Des citoyennes et des citoyens ont répondu à l’appel du premier ministre : ils sont venus à la rescousse du système, qui avait « besoin de bras », avec une volonté réelle et sincère d’aider la « collectivité », mais, dans les faits, cela a plutôt l’effet de cacher la réalité des personnes qui sont forcées d’y aller et qui souvent n’ont pas accès à une mobilité sociale. Le système a besoin de bras, certes, mais il a surtout besoin d’humanité, et le meilleur moyen de redorer son blason serait sans doute de l’extirper des griffes d’une idéologie gestionnaire désincarnée qui rend, finalement, tout le monde malade6.

Conclusion

L’absence d’une vraie volonté pour changer les structures sociales responsables du maintien des inégalités exposées par la situation actuelle dans les métiers essentiels ne nous permet pas d’être optimistes pour la suite. Depuis les années 1980, les réformes du système de santé, pour ne nommer que celui-là, se sont succédé et ont souvent été orchestrées sur fond de contexte économique difficile et d’assainissement des finances publiques. Ces réformes ont eu des répercussions sur les rapports et l’organisation du travail, ont compromis la mission des établissements et le code d’éthique du personnel professionnel, et ont participé à la détresse de ce dernier. La crise sanitaire actuelle met en relief certains dysfonctionnements du système de l’offre et de la demande avec des exemples notables dans le système de la santé, la transformation des aliments ou l’entreposage. Comme société, nous avons le devoir d’assurer la protection des personnes les plus vulnérables et de protéger tous les travailleurs et travailleuses, peu importe leur statut, contre les risques relatifs à leur métier et contre ces « nouveaux » risques associés à l’organisation du travail. Nous sommes aujourd’hui, collectivement, devant l’obligation de pratiquer une autopsie détaillée de ce « système qui rend fou » pour en extraire tous les vices, tous les défauts de manière à identifier des solutions durables. Pour cela, il faut faire confiance aux acteurs et actrices sur le terrain, leur laisser l’autonomie nécessaire et un contrôle complet sur leurs prises de décision. On ne doit pas sacrifier le bien-être d’une personne au nom du profit et de la rentabilité ni troquer sa dignité pour quelques entrées statistiques.
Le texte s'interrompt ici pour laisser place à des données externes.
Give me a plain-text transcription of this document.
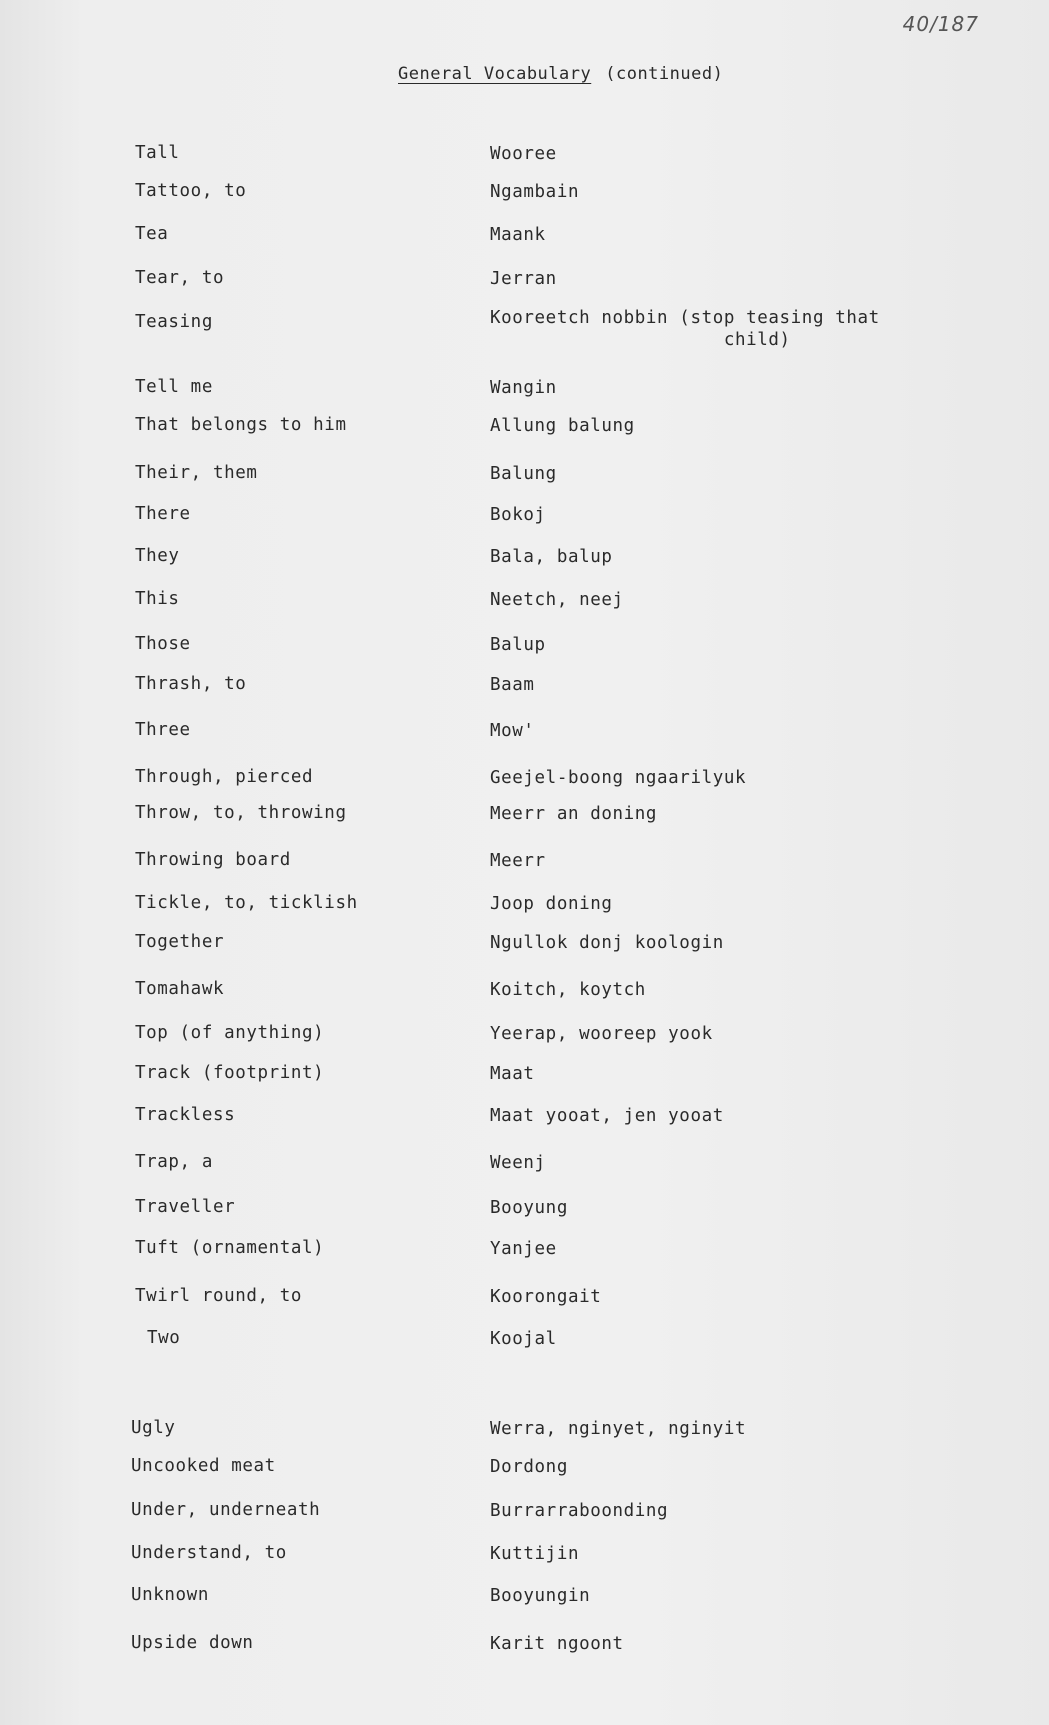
40/187
General Vocabulary (continued)
Tall	Wooree
Tattoo, to	Ngambain
Tea	Maank
Tear, to	Jerran
Teasing	Kooreetch nobbin (stop teasing that
child)
Tell me	Wangin
That belongs to him	Allung balung
Their, them	Balung
There	Bokoj
They	Bala, balup
This	Neetch, neej
Those	Balup
Thrash, to	Baam
Three	Mow'
Through, pierced	Geejel-boong ngaarilyuk
Throw, to, throwing	Meerr an doning
Throwing board	Meerr
Tickle, to, ticklish	Joop doning
Together	Ngullok donj koologin
Tomahawk	Koitch, koytch
Top (of anything)	Yeerap, wooreep yook
Track (footprint)	Maat
Trackless	Maat yooat, jen yooat
Trap, a	Weenj
Traveller	Booyung
Tuft (ornamental)	Yanjee
Twirl round, to	Koorongait
Two	Koojal
Ugly	Werra, nginyet, nginyit
Uncooked meat	Dordong
Under, underneath	Burrarraboonding
Understand, to	Kuttijin
Unknown	Booyungin
Upside down	Karit ngoont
1 Bill Howatt, Louise Bradley, Jesse Adams, Sapna Mahajan et Samuel Kennedy, Comprendre la santé mentale, la maladie mentale et leur incidence en milieu de travail, Commission de la santé mentale du Canada, Morneau Shepell, Ottawa, 2017.

2 Sylvie Gravel et Jessica Dubé, « Occupational health and safety for workers in precarious job situations : combating inequalities in the workplace », E-Journal of International and Comparative Labour studies, vol. 5,  3, 2016.
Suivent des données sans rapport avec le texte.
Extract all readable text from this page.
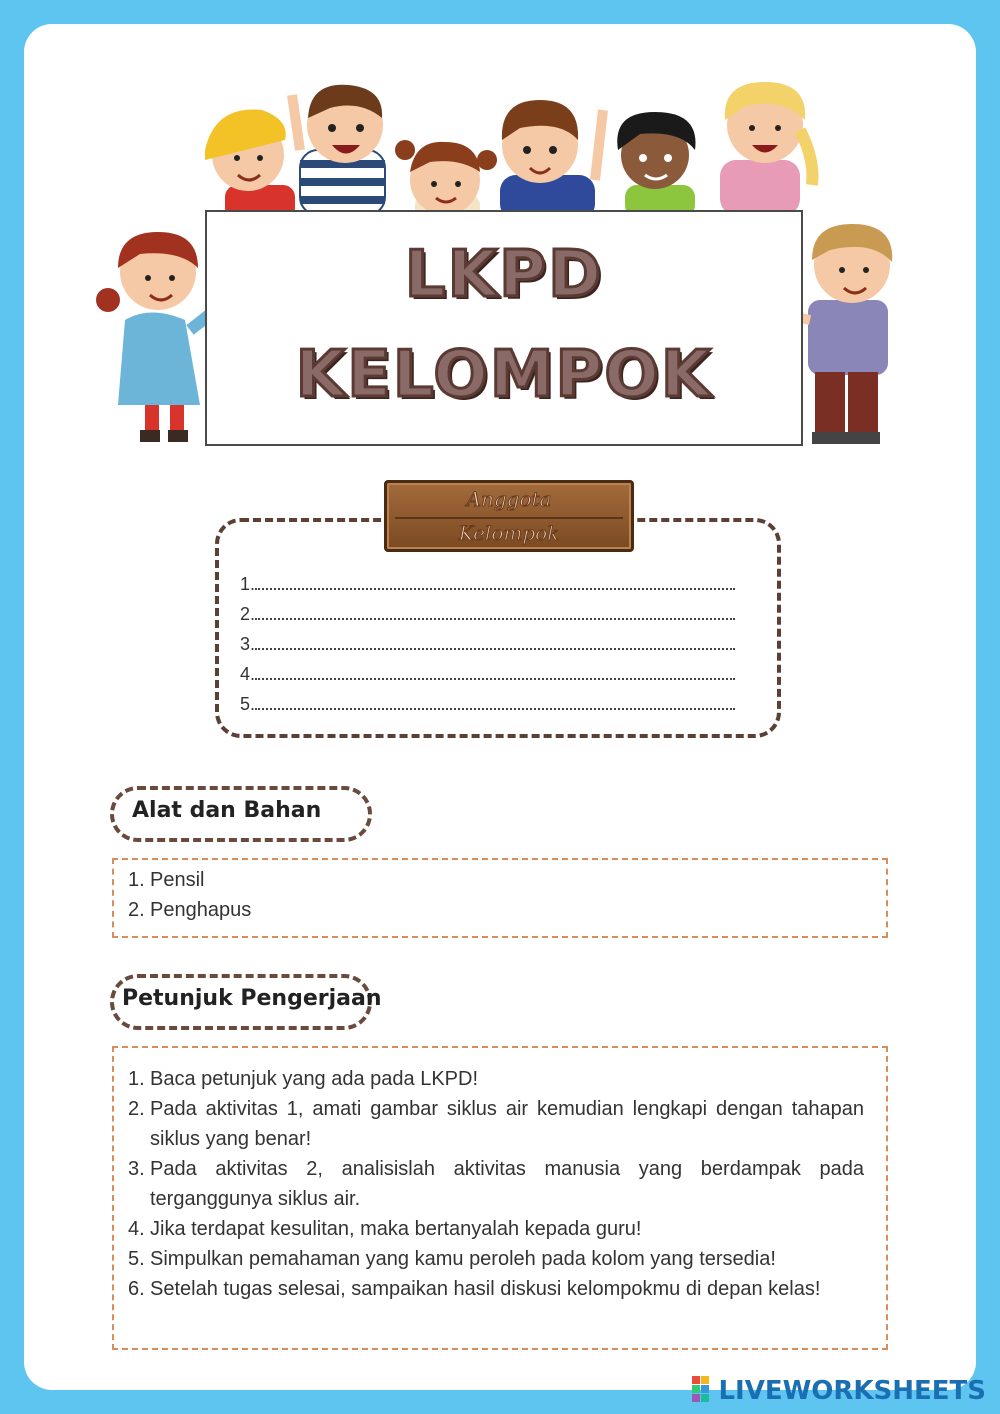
LKPD
KELOMPOK
Anggota
Kelompok
1.
2.
3.
4.
5.
Alat dan Bahan
1. Pensil
2. Penghapus
Petunjuk Pengerjaan
1. Baca petunjuk yang ada pada LKPD!
2. Pada aktivitas 1, amati gambar siklus air kemudian lengkapi dengan tahapan siklus yang benar!
3. Pada aktivitas 2, analisislah aktivitas manusia yang berdampak pada terganggunya siklus air.
4. Jika terdapat kesulitan, maka bertanyalah kepada guru!
5. Simpulkan pemahaman yang kamu peroleh pada kolom yang tersedia!
6. Setelah tugas selesai, sampaikan hasil diskusi kelompokmu di depan kelas!
LIVEWORKSHEETS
3 Sarah Mousaid, Deborah De Moortel, Davide Malmusi et Christophe Vanroelen, « New perspectives on occupational health and safety in immigrant populations : studying the intersection between immigrant background and gender », Ethnicity & Health, vol. 21,  3, 2016, p. 251-267.
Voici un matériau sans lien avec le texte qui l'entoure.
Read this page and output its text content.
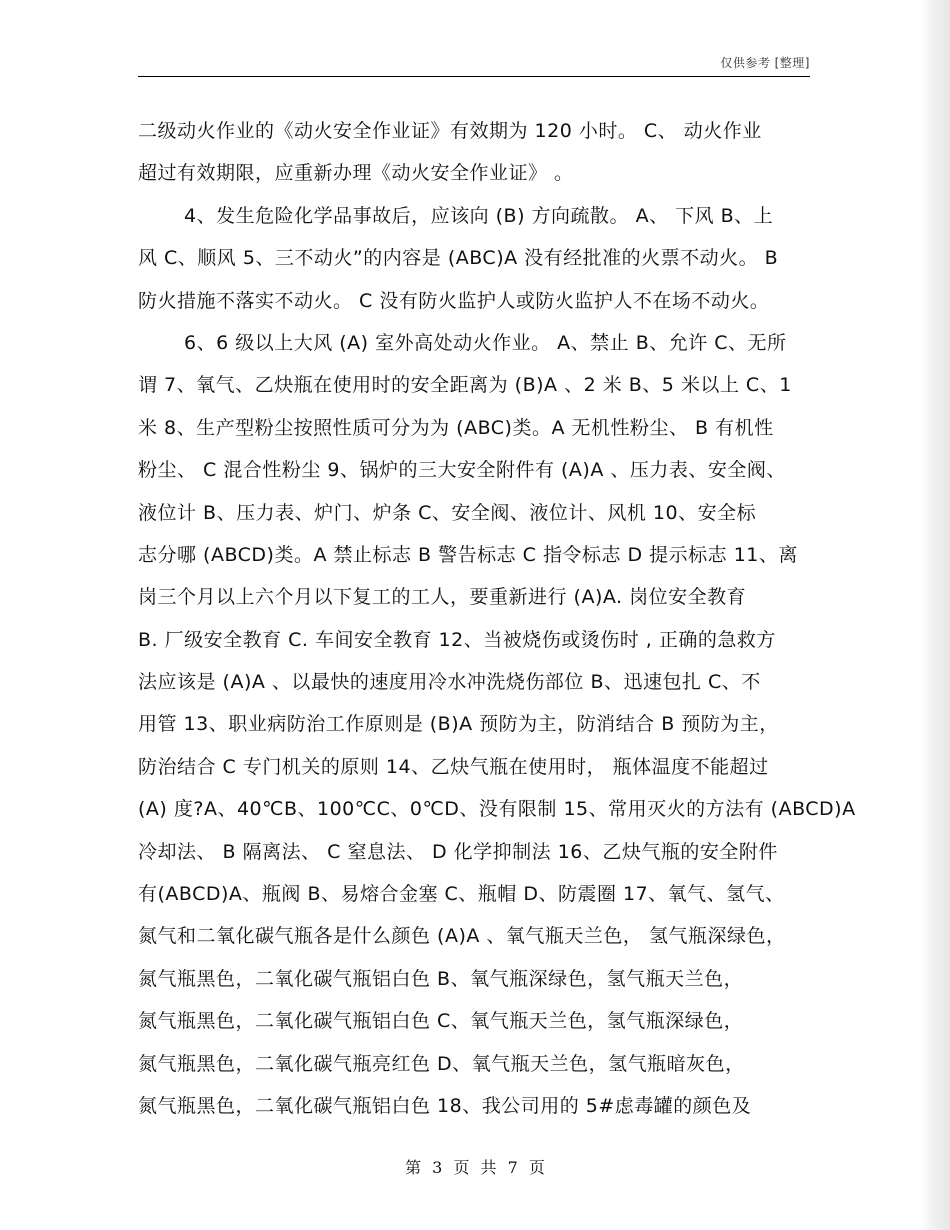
仅供参考 [整理]
二级动火作业的《动火安全作业证》有效期为 120 小时。 C、 动火作业
超过有效期限，应重新办理《动火安全作业证》 。
4、发生危险化学品事故后，应该向 (B) 方向疏散。 A、 下风 B、上
风 C、顺风 5、三不动火”的内容是 (ABC)A 没有经批准的火票不动火。 B
防火措施不落实不动火。 C 没有防火监护人或防火监护人不在场不动火。
6、6 级以上大风 (A) 室外高处动火作业。 A、禁止 B、允许 C、无所
谓 7、氧气、乙炔瓶在使用时的安全距离为 (B)A 、2 米 B、5 米以上 C、1
米 8、生产型粉尘按照性质可分为为 (ABC)类。A 无机性粉尘、 B 有机性
粉尘、 C 混合性粉尘 9、锅炉的三大安全附件有 (A)A 、压力表、安全阀、
液位计 B、压力表、炉门、炉条 C、安全阀、液位计、风机 10、安全标
志分哪 (ABCD)类。A 禁止标志 B 警告标志 C 指令标志 D 提示标志 11、离
岗三个月以上六个月以下复工的工人，要重新进行 (A)A. 岗位安全教育
B. 厂级安全教育 C. 车间安全教育 12、当被烧伤或烫伤时 , 正确的急救方
法应该是 (A)A 、以最快的速度用冷水冲洗烧伤部位 B、迅速包扎 C、不
用管 13、职业病防治工作原则是 (B)A 预防为主，防消结合 B 预防为主，
防治结合 C 专门机关的原则 14、乙炔气瓶在使用时， 瓶体温度不能超过
(A) 度?A、40℃B、100℃C、0℃D、没有限制 15、常用灭火的方法有 (ABCD)A
冷却法、 B 隔离法、 C 窒息法、 D 化学抑制法 16、乙炔气瓶的安全附件
有(ABCD)A、瓶阀 B、易熔合金塞 C、瓶帽 D、防震圈 17、氧气、氢气、
氮气和二氧化碳气瓶各是什么颜色 (A)A 、氧气瓶天兰色， 氢气瓶深绿色，
氮气瓶黑色，二氧化碳气瓶铝白色 B、氧气瓶深绿色，氢气瓶天兰色，
氮气瓶黑色，二氧化碳气瓶铝白色 C、氧气瓶天兰色，氢气瓶深绿色，
氮气瓶黑色，二氧化碳气瓶亮红色 D、氧气瓶天兰色，氢气瓶暗灰色，
氮气瓶黑色，二氧化碳气瓶铝白色 18、我公司用的 5#虑毒罐的颜色及
第 3 页 共 7 页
4 Tom Sterud et coll., « A systematic review of working conditions and occupational health among immigrants in Europe and Canada », BMC Public Health, vol. 18,  1, 2018, p. 770.

5 Jorge Frozzini et Alexandra J. Law, Immigrant and Migrant Workers Organizing in Canada and the United States. Casework and Campaigns in a Neoliberal Era, Lanham (Md), Lexington Books, 2017.

6 Vincent De Gaulejac, La Société malade de la gestion. Idéologie gestionnaire, pouvoir managérial et harcèlement social, Paris, Seuil, 2009.